O relato de pessoas espremidas entre grades e passando mal durante o evento motivou a apuração.
Conhecida por sediar o bloco Acadêmicos do Baixo Augusta no domingo antes do Carnaval, a rua da Consolação recebeu também este ano o bloco patrocinado pela cervejaria Skol, que trouxe atrações famosas como o DJ escocês Calvin Harris.
Permitir dois grandes blocos ao mesmo tempo na mesma rua já havia gerado críticas devido à expectativa de grande público, o que preocupou moradores e foliões.
O tumulto ocorreu quando as grades de proteção caíram, fazendo com que as pessoas ficassem apertadas e algumas precisaram de ajuda médica.
Antes do evento, o prefeito Ricardo Nunes garantiu que a estrutura de segurança e atendimento estava preparada para garantir a ordem. A patrocinadora também afirmou seguir todas as normas exigidas.

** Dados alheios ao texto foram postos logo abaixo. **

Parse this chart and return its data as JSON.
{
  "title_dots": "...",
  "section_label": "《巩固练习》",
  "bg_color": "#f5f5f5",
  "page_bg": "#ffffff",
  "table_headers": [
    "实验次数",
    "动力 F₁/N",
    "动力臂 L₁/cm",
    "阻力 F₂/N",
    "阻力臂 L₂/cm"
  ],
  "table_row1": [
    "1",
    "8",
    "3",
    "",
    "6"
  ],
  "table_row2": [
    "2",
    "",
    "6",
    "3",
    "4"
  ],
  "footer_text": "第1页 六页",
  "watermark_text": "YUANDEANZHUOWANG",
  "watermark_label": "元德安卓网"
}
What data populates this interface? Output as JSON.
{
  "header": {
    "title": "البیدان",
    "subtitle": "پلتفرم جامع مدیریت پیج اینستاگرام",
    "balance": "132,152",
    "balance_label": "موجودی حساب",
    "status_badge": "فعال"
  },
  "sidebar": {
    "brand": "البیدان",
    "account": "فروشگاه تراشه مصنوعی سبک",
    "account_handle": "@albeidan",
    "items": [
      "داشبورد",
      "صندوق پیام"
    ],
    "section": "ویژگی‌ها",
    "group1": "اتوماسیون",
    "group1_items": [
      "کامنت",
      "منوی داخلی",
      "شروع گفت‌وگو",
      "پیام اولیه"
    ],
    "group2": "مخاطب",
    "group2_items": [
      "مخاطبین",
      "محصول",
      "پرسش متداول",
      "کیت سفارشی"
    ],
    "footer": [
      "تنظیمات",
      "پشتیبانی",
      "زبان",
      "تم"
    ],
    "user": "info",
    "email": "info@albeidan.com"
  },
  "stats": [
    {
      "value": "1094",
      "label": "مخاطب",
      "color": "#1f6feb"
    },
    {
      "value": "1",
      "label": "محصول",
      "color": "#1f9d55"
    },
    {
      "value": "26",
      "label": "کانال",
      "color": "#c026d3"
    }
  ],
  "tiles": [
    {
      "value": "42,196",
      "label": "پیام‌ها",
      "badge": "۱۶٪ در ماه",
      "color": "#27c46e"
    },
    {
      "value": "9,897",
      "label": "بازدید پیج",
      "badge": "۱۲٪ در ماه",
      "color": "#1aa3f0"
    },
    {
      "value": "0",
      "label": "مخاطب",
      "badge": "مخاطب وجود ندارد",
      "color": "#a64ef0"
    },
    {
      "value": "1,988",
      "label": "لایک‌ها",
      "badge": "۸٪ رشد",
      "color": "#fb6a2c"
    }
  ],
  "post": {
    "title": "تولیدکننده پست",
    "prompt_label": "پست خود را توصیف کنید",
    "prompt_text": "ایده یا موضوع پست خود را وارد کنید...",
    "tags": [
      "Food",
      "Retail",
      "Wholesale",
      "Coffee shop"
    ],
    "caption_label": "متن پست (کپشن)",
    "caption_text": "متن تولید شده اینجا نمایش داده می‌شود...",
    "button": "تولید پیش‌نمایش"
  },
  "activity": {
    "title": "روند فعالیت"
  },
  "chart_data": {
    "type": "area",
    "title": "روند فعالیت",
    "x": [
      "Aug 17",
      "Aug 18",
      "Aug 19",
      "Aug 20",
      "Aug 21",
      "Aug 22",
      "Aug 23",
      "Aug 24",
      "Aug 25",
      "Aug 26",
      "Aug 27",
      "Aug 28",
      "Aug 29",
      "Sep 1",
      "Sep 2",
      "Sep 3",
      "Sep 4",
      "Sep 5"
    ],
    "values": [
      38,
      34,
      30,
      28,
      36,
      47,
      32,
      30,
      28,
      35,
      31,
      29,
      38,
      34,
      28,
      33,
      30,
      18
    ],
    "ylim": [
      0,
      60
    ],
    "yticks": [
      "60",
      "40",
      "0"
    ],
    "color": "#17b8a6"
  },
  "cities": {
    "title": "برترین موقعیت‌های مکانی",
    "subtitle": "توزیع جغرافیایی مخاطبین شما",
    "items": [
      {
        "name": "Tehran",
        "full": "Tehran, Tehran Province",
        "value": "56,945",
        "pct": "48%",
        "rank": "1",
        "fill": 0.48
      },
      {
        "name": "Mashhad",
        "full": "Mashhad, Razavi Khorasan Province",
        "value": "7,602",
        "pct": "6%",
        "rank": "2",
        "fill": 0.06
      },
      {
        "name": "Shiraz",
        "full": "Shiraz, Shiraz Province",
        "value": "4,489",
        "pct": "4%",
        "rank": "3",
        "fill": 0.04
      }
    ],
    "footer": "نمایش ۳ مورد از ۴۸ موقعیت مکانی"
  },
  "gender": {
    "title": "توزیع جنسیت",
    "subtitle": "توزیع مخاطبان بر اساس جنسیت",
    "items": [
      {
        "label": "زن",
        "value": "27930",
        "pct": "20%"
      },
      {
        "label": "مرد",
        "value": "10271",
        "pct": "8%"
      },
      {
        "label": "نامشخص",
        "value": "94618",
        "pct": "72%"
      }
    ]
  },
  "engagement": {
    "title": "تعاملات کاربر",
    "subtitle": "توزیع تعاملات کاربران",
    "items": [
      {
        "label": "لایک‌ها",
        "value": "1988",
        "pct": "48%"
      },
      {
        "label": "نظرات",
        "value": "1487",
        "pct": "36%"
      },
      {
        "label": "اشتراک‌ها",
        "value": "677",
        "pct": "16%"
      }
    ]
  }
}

Especialistas e moradores tinham alertado que a proximidade dos horários e a sobreposição dos trajetos dos blocos poderiam causar confusão, algo que infelizmente aconteceu.
A rua da Consolação é estreita e cercada por prédios, o que dificulta o escoamento do público, e áreas de fuga foram bloqueadas para a organização do evento.
No dia da festa, a prefeitura controlou a entrada de mais pessoas para evitar maiores problemas. Mesmo assim, houve relatos de pessoas passando mal e tentando sair da área usando as grades e até invadindo terrenos próximos.
O estudante de administração Bernardo Andrade, 23 anos, estava na esquina da Consolação com a rua Piauí, perto do bloco de Calvin Harris, e disse ter sido carregado pela multidão.
Ele contou que tentou chegar perto do trio elétrico para ouvir melhor a música dos artistas e acabou sendo arrastado pela confusão.